Until certificate infrastructure becomes ubiquitous and IPSec product implementations are updated to support IPSec NAT-T, PPTP will remain an important protocol choice for many customers.
Q. Are IPSec-based VPN connections compatible with network address translators (NAT) ?
A. For a NAT to function, it must translate either IP addresses or port numbers in the packets it is forwarding. If a NAT translates IP addresses or port numbers for either Internet Key Exchange (IKE) traffic (which is used to negotiate IPSec security associations) or IPSec-protected traffic, the integrity of the packet is invalidated.
To prevent a NAT from translating IPSec traffic, some NATs support IPSec traffic for a single connection through the NAT. Another solution is IPSec NAT traversal (NAT-T), a new standard for allowing Encapsulating Security Payload (ESP)–encapsulated traffic across one or more NATs. IPSec NAT-T is described in the Internet Engineering Task Force (IETF) Internet drafts “UDP Encapsulation of IPSec Packets” (draft-ietf- ipsec-udp-encaps-02.txt) and “Negotiation of NAT-Traversal in the IKE” (draft-ietf- ipsec-nat-t-ike-02.txt). IPSec NAT-T defines changes to IPSec protocols and new Internet Key Exchange messages and payloads that are exchanged between two IPSec NAT-T-capable peers. IPSec NAT-T must be supported by both the client and server.
Windows Server 2003 and Microsoft L2TP/IPSec VPN Client support IPSec NAT-T. Windows 2000 and Windows XP support NAT-T with the proper hotfix applied, which can be found on https://windowsupdate.microsoft.com. The hotfixes for each operating system will be incorporated into Windows 2000 Service Pack 5 (SP5) and Windows XP Service Pack 2 (SP2).
Q. I’ve heard that PPTP has many security issues and new ones are being found all the time? Is this true?
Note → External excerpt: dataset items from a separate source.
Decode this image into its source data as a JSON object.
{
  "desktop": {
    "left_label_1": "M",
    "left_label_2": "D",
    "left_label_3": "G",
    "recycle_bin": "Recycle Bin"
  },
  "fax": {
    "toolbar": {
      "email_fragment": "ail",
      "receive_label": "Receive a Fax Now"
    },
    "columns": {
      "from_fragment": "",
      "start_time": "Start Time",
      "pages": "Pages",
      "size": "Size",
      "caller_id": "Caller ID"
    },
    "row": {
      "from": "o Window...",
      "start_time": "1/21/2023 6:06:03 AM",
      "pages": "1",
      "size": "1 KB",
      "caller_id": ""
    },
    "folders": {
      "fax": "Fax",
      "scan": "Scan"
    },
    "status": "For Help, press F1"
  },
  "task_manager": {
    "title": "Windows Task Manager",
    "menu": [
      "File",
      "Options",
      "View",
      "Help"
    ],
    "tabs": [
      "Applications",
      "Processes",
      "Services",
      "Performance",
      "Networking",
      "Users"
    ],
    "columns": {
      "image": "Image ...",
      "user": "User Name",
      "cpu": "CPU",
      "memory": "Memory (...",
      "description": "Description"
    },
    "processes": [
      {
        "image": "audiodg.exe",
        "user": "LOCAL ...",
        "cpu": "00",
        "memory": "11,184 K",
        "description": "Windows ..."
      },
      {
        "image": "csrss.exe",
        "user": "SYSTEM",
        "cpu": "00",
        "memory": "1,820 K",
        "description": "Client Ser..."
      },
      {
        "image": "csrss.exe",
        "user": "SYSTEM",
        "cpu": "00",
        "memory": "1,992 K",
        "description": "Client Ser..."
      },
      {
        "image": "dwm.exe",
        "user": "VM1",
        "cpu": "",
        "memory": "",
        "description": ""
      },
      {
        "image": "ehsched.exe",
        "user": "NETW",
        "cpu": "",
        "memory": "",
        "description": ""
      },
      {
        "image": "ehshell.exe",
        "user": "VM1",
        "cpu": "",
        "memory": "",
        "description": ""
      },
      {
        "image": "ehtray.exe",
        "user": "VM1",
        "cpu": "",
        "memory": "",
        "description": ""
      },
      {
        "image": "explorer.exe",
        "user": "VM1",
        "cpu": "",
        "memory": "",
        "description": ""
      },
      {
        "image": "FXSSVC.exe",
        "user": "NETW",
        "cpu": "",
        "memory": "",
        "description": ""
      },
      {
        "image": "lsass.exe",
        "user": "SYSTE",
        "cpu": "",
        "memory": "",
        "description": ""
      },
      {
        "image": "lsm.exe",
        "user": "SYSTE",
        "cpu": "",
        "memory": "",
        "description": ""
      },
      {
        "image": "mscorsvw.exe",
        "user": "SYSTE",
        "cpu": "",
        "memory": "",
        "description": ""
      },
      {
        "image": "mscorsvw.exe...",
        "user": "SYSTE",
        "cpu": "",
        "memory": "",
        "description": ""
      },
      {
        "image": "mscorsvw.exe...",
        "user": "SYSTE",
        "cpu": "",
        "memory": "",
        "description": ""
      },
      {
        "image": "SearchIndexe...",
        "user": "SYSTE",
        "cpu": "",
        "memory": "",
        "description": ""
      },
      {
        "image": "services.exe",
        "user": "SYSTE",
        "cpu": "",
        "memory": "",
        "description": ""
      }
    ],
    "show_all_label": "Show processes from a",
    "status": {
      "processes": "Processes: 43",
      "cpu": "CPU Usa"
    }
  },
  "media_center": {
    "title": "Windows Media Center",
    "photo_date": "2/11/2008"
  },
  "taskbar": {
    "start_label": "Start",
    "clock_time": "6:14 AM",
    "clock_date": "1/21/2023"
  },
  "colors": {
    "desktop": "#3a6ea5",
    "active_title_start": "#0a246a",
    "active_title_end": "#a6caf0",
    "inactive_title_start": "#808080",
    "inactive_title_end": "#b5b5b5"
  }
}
A. Negative analyses of PPTP were published over three years ago. Security analysts identified three problems that were immediately corrected. Since then, no new issues have been cited. The most serious complaint did not concern the implementation of PPTP, but rather it was that the use of a user name and password for VPN connections is not as secure as certificate-based authentication. Microsoft agrees with this conclusion, which is one reason that Windows 2000 Server and Windows Server 2003 support public key infrastructure (PKI) and include a certification authority (CA) service. If you must use user names and passwords, enforce the use of strong passwords. Strong passwords are long (more than eight characters) and contain a random mixture of uppercase and lowercase letters, numbers, and symbols. An example of a strong password is f*3L~qO2>xR3w#4o.